May 10 (Bloomberg) -- Cisco Systems Inc. fell the most in 15 months after the maker of computer-networking equipment forecast fourth-quarter sales and profit that missed analysts’ estimates, saying some business clients are reluctant to spend.
Profit before some costs in the period ending in July will be 44 cents to 46 cents a share, Cisco said on a conference call yesterday. Revenue will rise 2 percent to 5 percent from a year earlier, Cisco said, indicating a range of $11.4 billion to $11.8 billion. Analysts on average had projected profit of 48 cents on sales of $12 billion, according to data compiled by Bloomberg. The shares fell as much as 9.3 percent in Germany.
Chief Executive Officer John Chambers said orders from big companies dropped in the third quarter, and it’s taking longer to sign large deals with corporate customers. Cisco is also concerned about demand from Europe, India and government agencies, he said. The weakness threatens to hamper turnaround efforts started last year by Chambers, who has cut jobs, shut businesses and reduced prices to win market share.
“It’s the economy,” said Matt Robison, an analyst at Wunderlich Securities Inc., who has a buy rating on the stock. “We’ve had some pretty squishy economic data in recent weeks, and you’ve always got to brace for some caveats in the outlook commentary from a company like Cisco.”
The shares fell 8.5 percent to $17.19 at 9:42 a.m. in New York, for the biggest intraday plunge since Feb. 10, 2011. They had gained 3.9 percent this year before today.
“We are seeing a hesitant spending environment,” Chambers said on the conference call. “There are areas of the macroeconomic environment we cannot control.”
Last year, Chambers took steps to slim down the company amid slowing customer spending and increased competition from Juniper Networks Inc., Hewlett-Packard Co. and Huawei Technologies Co. Chambers fired thousands of workers, abandoned less-profitable businesses such as the Flip video-camera unit, and eliminated a council-based management structure that slowed decision making. He refocused on the company’s main routing and switching businesses and gave the sales team more freedom to do deals faster.
“They’re executing pretty well, but I think they have more they can do operationally,” Wunderlich’s Robison said.
In the third quarter, which ended April 28, net income climbed 20 percent to $2.17 billion, or 40 cents a share, from $1.81 billion, or 33 cents, a year earlier, the San Jose, California-based company said in a statement yesterday.
Sales rose 6.6 percent to $11.6 billion, matching the average analyst estimate. Profit before certain costs was 48 cents, compared with the average projection of 47 cents.
Chambers said the attitude of some large corporate customers toward spending got “a little bit tougher” during the third quarter.

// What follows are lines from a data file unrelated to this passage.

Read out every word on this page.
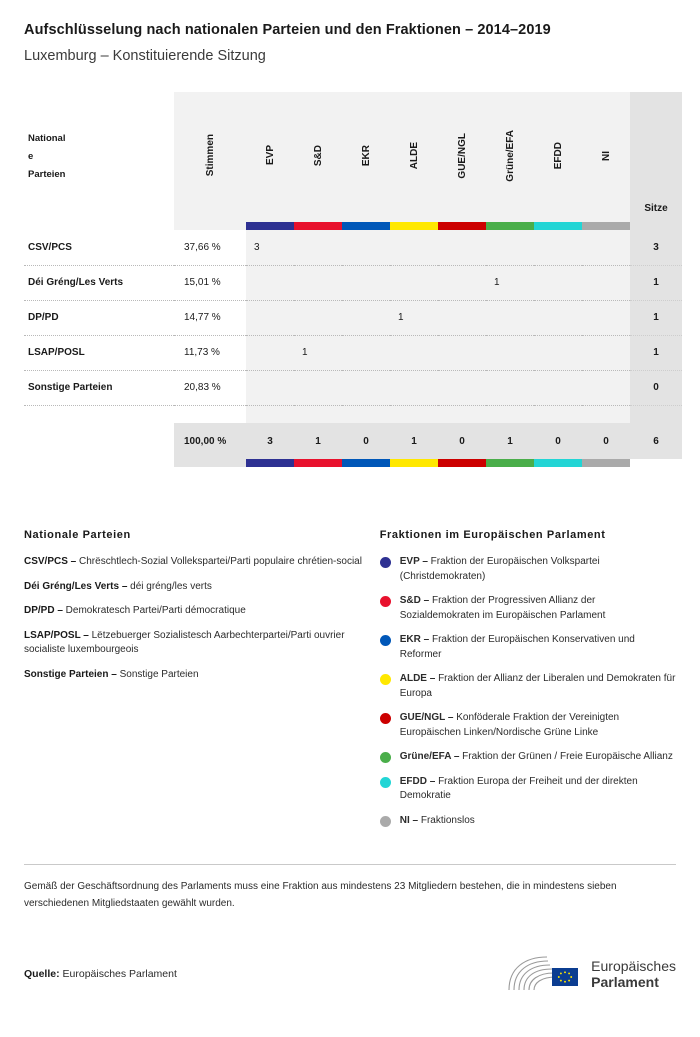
Aufschlüsselung nach nationalen Parteien und den Fraktionen – 2014–2019
Luxemburg – Konstituierende Sitzung
National
e
Parteien	Stimmen	EVP	S&D	EKR	ALDE	GUE/NGL	Grüne/EFA	EFDD	NI	Sitze

CSV/PCS	37,66 %	3								3
Déi Gréng/Les Verts	15,01 %						1			1
DP/PD	14,77 %				1					1
LSAP/POSL	11,73 %		1							1
Sonstige Parteien	20,83 %									0

	100,00 %	3	1	0	1	0	1	0	0	6

Nationale Parteien
CSV/PCS – Chrëschtlech-Sozial Vollekspartei/Parti populaire chrétien-social
Déi Gréng/Les Verts – déi gréng/les verts
DP/PD – Demokratesch Partei/Parti démocratique
LSAP/POSL – Lëtzebuerger Sozialistesch Aarbechterpartei/Parti ouvrier socialiste luxembourgeois
Sonstige Parteien – Sonstige Parteien
Fraktionen im Europäischen Parlament
EVP – Fraktion der Europäischen Volkspartei (Christdemokraten)
S&D – Fraktion der Progressiven Allianz der Sozialdemokraten im Europäischen Parlament
EKR – Fraktion der Europäischen Konservativen und Reformer
ALDE – Fraktion der Allianz der Liberalen und Demokraten für Europa
GUE/NGL – Konföderale Fraktion der Vereinigten Europäischen Linken/Nordische Grüne Linke
Grüne/EFA – Fraktion der Grünen / Freie Europäische Allianz
EFDD – Fraktion Europa der Freiheit und der direkten Demokratie
NI – Fraktionslos
Gemäß der Geschäftsordnung des Parlaments muss eine Fraktion aus mindestens 23 Mitgliedern bestehen, die in mindestens sieben verschiedenen Mitgliedstaaten gewählt wurden.
Quelle: Europäisches Parlament
Europäisches
Parlament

The 1 percent decline in orders from those customers was a surprise, Robison said.
Cisco’s orders from telecommunications-service providers rose 5 percent for the period, as the company’s price cuts spurred demand. Many analysts were predicting that Cisco would be hurt by weaker spending by service providers, which has curbed growth at Juniper Networks.
Cisco is seen as a bellwether for the broader technology industry because 80 percent of its sales every quarter come from new business, making its forecasts a reliable gauge of real-time spending trends, said Frank Calderoni, Cisco’s chief financial officer.
Networking products such as routers and switches are also utility-like products that must be upgraded frequently to handle increasing data traffic, he said.
“We really are just reflecting back what we’re hearing from customers and what they’re experiencing,” Calderoni said in an interview. He said the situation was changing quickly, and shouldn’t be applied to the outlook beyond the fourth quarter.
Alkesh Shah, an analyst at Evercore Partners Inc. in New York, said Cisco is “leaner and more competitive” after Chambers’s cost cuts, and still stands to benefit from increasing traffic on networks from bandwidth-heavy content, such as online videos.
“The longer-term demand trends are intact and the stock is inexpensive,” said Shah, who has the equivalent of a buy rating on the shares.